Recently, I resigned from my position as a class of 2020 senator in the College of William and Mary’s Student Assembly. With a genuine heart for public service, this was a painful decision to make. I’m writing this because I believe, for the good of the student body, that we must examine the culture we have created for ourselves.
Many of the SA senators who I worked with found electoral success by promising to dramatically improve the resources available to those who have struggled with mental illness. Although their interest in such improvements may be guileless, their results have been little more than bromides for the ever-present ills that plague much of the student body. Despite the well-meaning, yet futile, efforts of both SA and the College’s administration, students still struggle to find the community and the belonging which they rightly anticipated and desired when they decided to attend the College. As I reflect on the work of SA and of the College’s administration, I’m reminded of Don Quixote, wishing to joust with giants to “remove a foul brood” from the earth — while only tilting at windmills.
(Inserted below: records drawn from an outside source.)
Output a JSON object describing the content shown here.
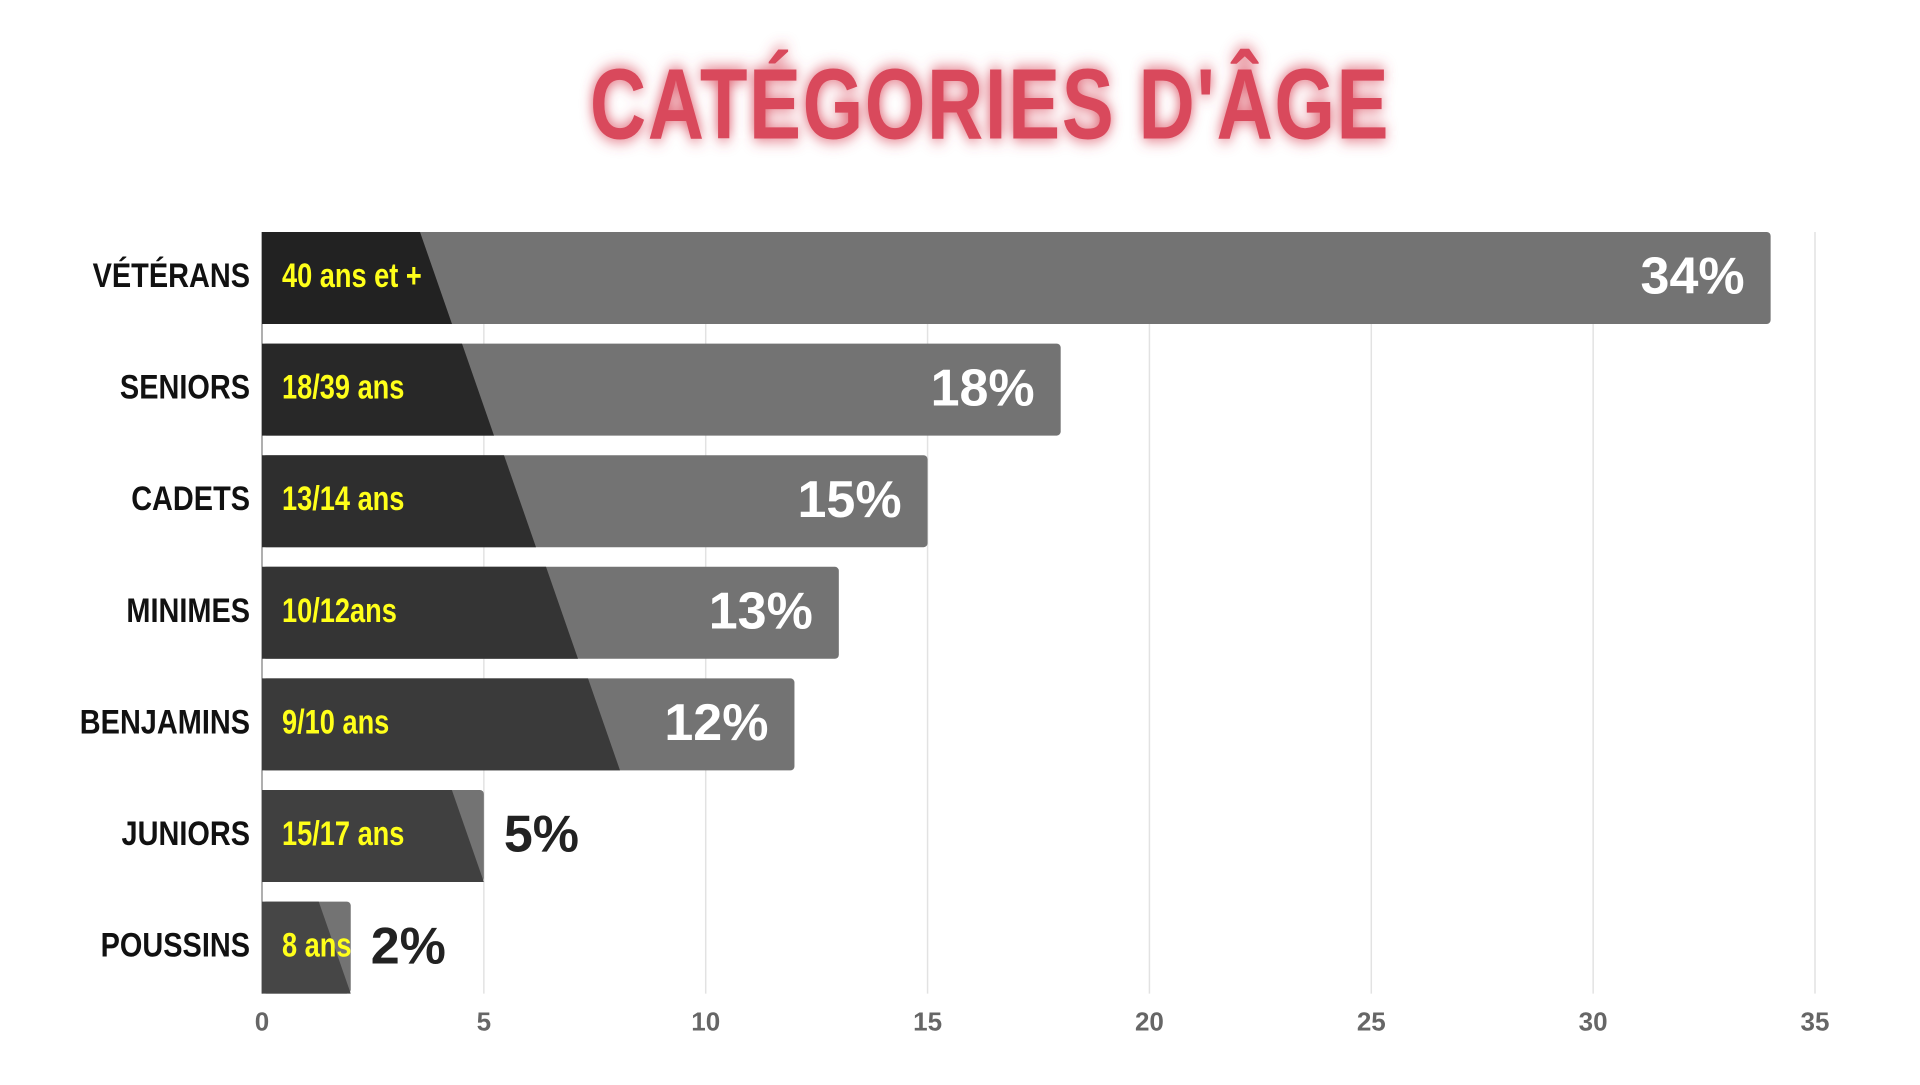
{
  "chart_data": {
    "type": "bar",
    "orientation": "horizontal",
    "title": "CATÉGORIES D'ÂGE",
    "categories": [
      "VÉTÉRANS",
      "SENIORS",
      "CADETS",
      "MINIMES",
      "BENJAMINS",
      "JUNIORS",
      "POUSSINS"
    ],
    "age_ranges": [
      "40 ans et +",
      "18/39 ans",
      "13/14 ans",
      "10/12ans",
      "9/10 ans",
      "15/17 ans",
      "8 ans"
    ],
    "values": [
      34,
      18,
      15,
      13,
      12,
      5,
      2
    ],
    "value_labels": [
      "34%",
      "18%",
      "15%",
      "13%",
      "12%",
      "5%",
      "2%"
    ],
    "color": "#737373",
    "xlim": [
      0,
      35
    ],
    "xticks": [
      0,
      5,
      10,
      15,
      20,
      25,
      30,
      35
    ],
    "grid": true
  }
}
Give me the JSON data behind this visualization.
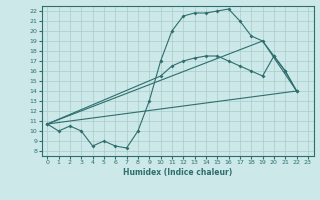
{
  "title": "",
  "xlabel": "Humidex (Indice chaleur)",
  "ylabel": "",
  "bg_color": "#cce8e8",
  "grid_color": "#aacccc",
  "line_color": "#2e6e6e",
  "xlim": [
    -0.5,
    23.5
  ],
  "ylim": [
    7.5,
    22.5
  ],
  "xticks": [
    0,
    1,
    2,
    3,
    4,
    5,
    6,
    7,
    8,
    9,
    10,
    11,
    12,
    13,
    14,
    15,
    16,
    17,
    18,
    19,
    20,
    21,
    22,
    23
  ],
  "yticks": [
    8,
    9,
    10,
    11,
    12,
    13,
    14,
    15,
    16,
    17,
    18,
    19,
    20,
    21,
    22
  ],
  "line1_x": [
    0,
    1,
    2,
    3,
    4,
    5,
    6,
    7,
    8,
    9,
    10,
    11,
    12,
    13,
    14,
    15,
    16,
    17,
    18,
    19,
    20,
    21,
    22
  ],
  "line1_y": [
    10.7,
    10.0,
    10.5,
    10.0,
    8.5,
    9.0,
    8.5,
    8.3,
    10.0,
    13.0,
    17.0,
    20.0,
    21.5,
    21.8,
    21.8,
    22.0,
    22.2,
    21.0,
    19.5,
    19.0,
    17.5,
    16.0,
    14.0
  ],
  "line2_x": [
    0,
    10,
    11,
    12,
    13,
    14,
    15,
    16,
    17,
    18,
    19,
    20,
    21,
    22
  ],
  "line2_y": [
    10.7,
    15.5,
    16.5,
    17.0,
    17.3,
    17.5,
    17.5,
    17.0,
    16.5,
    16.0,
    15.5,
    17.5,
    16.0,
    14.0
  ],
  "line3_x": [
    0,
    22
  ],
  "line3_y": [
    10.7,
    14.0
  ],
  "line4_x": [
    0,
    19,
    22
  ],
  "line4_y": [
    10.7,
    19.0,
    14.0
  ]
}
We often turn our blame for the student body’s endemic struggles with mental illness towards insufficient campus resources or demanding professors. The former is honestly inadequate, while the latter remains a consequence of our predilection for the education provided by a Public Ivy. But the broader solution-oriented dialogue is still missing a critical element in improving mental health on our campus: ourselves.
A large portion of our perceived worth is inherently derived from our interactions with others. My time in SA was marred by the sight of vindictiveness, dysfunction and the furtive denigration of our peers — and these factors fueled my decision to leave. Sadly, such behavior is not limited to the Senate.
An education at this school has become a comparative and competitive exercise. Not only do individuals measure themselves against others, which already cultivates an insalubrious climate, but folks try to actively demean each other — through maligned bavardage, social media musings and the seemingly benignant choice to dismiss the labor of our peers who make a sincere effort. There is a magnanimous strength found in the ability to treat one another with kindness, compassion and understanding. When we tear each other down, we erode the work we attempt to do to make our campus and our world a better place. We have the power to dramatically improve our collective mental health by working humbly and indefatigably to remind each other of our own individual value.
As Fred Rogers said, “some days, ‘doing the best we can’ may still fall short of what we wish we were able to do … but doing what we can with what we have is the most we should expect of ourselves or anyone else.” In the bivouac of college life, saying “you are enough” is a banal platitude. Helping others know they are enough is a true service.